Influence of skeletal muscle on embryonic long bone development.

Abstract

Skeletal muscle and its mechanical activity have been proposed as important extrinsic influences on bone development. Previous anatomical studies have identified several aspects of long bone growth and morphology sensitive to muscle activity, but how these relationships are mediated at a cellular and molecular level remains unknown. The present studies tested the hypothesis that functioning skeletal muscle stimulates long bone growth and refines skeletal shape by influencing distinct populations of skeletal cells and expression patterns of specific matrix genes and paracrine regulatory factors.

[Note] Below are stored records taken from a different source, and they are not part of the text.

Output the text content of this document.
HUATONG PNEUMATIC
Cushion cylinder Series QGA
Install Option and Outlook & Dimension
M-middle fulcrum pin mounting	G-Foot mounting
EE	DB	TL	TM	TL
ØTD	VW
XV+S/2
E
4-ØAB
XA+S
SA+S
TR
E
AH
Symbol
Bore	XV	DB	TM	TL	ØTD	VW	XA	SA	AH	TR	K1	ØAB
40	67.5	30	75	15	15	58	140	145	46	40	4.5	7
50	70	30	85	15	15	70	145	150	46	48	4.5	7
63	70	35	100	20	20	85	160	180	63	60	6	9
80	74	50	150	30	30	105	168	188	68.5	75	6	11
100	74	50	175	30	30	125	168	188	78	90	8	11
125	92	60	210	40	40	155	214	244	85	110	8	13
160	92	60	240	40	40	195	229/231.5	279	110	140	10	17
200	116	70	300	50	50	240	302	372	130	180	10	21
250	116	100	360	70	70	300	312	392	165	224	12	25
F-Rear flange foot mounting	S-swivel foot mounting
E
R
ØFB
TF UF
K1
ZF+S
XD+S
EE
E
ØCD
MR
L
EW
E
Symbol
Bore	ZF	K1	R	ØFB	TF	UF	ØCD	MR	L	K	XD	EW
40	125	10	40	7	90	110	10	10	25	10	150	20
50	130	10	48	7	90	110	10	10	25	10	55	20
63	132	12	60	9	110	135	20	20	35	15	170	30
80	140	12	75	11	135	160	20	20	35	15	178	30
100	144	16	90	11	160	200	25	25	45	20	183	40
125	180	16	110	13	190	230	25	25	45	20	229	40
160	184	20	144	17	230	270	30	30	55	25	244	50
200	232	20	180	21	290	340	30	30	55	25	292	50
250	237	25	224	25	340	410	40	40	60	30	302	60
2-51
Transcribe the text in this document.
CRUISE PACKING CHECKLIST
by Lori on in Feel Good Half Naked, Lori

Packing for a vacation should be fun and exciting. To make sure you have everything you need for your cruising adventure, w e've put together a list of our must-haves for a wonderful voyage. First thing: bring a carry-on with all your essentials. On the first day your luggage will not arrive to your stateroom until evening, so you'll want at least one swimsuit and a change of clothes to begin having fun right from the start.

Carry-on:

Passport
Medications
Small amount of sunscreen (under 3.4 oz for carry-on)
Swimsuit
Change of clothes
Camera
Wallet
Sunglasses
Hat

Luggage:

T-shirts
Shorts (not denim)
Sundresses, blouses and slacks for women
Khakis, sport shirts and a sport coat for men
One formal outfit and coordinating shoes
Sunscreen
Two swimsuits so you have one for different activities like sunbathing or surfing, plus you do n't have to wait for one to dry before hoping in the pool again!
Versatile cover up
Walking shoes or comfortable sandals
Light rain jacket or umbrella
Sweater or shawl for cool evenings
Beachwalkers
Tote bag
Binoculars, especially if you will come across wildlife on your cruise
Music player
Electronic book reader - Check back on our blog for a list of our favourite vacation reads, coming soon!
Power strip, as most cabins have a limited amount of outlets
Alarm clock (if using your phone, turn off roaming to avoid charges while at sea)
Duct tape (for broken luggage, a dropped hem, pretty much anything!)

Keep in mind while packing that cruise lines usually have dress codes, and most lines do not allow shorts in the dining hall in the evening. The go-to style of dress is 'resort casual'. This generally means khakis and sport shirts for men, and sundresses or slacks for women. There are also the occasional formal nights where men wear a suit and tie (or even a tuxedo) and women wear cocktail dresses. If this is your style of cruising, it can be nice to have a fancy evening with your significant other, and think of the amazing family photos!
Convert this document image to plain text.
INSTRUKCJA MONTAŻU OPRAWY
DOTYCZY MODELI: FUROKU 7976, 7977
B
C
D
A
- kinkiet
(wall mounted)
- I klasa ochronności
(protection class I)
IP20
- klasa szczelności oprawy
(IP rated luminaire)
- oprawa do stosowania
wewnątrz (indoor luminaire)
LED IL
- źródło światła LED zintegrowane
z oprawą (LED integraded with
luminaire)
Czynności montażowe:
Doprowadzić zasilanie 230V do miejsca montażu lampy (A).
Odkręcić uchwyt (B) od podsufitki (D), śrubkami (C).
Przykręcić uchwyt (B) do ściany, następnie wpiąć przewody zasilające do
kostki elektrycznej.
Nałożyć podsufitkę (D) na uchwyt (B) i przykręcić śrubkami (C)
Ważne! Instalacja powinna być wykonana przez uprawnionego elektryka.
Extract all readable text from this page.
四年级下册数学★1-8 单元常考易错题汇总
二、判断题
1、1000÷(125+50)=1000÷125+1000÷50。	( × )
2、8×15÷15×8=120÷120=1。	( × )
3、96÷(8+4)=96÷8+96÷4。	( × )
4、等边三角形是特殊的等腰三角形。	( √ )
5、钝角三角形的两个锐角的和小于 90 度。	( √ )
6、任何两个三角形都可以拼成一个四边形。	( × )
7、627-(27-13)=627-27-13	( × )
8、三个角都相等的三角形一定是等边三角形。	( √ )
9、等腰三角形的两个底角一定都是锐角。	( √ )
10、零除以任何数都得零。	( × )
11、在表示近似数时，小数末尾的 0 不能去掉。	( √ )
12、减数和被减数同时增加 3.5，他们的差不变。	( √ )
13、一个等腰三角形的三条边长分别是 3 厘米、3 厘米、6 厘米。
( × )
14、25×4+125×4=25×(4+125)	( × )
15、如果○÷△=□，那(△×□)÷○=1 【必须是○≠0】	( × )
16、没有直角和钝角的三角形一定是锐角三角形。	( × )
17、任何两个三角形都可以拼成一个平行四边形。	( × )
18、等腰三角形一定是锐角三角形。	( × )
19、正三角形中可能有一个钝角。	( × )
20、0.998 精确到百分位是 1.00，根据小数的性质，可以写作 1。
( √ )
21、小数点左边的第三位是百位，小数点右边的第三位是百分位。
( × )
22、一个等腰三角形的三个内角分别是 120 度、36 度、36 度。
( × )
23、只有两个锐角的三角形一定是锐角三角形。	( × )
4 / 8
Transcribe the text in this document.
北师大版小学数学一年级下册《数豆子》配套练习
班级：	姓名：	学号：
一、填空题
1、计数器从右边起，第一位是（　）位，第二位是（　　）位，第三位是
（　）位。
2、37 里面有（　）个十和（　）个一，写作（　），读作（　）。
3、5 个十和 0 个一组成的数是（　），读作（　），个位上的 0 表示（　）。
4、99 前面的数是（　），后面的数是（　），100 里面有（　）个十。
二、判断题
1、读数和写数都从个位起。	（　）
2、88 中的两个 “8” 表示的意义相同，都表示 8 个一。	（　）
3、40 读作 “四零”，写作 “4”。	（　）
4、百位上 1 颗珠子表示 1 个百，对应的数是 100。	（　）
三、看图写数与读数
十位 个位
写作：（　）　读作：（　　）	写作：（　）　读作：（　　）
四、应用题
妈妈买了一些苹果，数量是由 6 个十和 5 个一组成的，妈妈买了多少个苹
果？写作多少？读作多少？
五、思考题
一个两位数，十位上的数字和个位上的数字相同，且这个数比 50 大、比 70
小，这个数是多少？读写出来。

Chick embryo long bone development was studied after inducing muscular atrophy and functional paralysis by surgical denervation or systemic neuromuscular blockade. Consistently reduced longitudinal growth was observed in experimental limbs, and severe reductions in cartilage volume growth at the bone ends eventually resulted in altered bone proportions. By contrast, osteoblast-mediated appositional growth of the diaphysis was minimally affected. Growth reduction was associated with reductions of over 30% in chondrocyte proliferation in the growth plates and epiphyses and reductions of over 50% in levels of cartilage-specific type II collagen mRNA in whole bones, but with only relatively minor changes in hypertrophic chondrocyte size and no reduction in bone-specific type I collagen mRNA. These findings suggest that skeletal muscle modulates growth in part through specific effects on cartilage matrix production and production of new chondrocytes. No differences in mRNA levels for a panel of regulatory factors, including transforming growth factor $\beta$3 and its type II receptor, basic fibroblast growth factor and its type 3 receptor, and bone morphogenetic protein-4, were observed in whole bone samples, suggesting that global changes in their expression do not mediate muscle-induced stimulation of bone growth. Morphologic refinements, including asymmetric arrangement of diaphyseal bone trabeculae and development of specialized protuberances serving in muscle attachment, occurred in normal embryos and were associated with local variations in the expression of type I and type II collagen by osteoblasts and chondrocytes, respectively. These specializations of both structure and collagen expression were not seen in the muscular-deficient limb. Localized regulation of matrix genes thus represents one strategy by which cells may refine skeletal shape during development.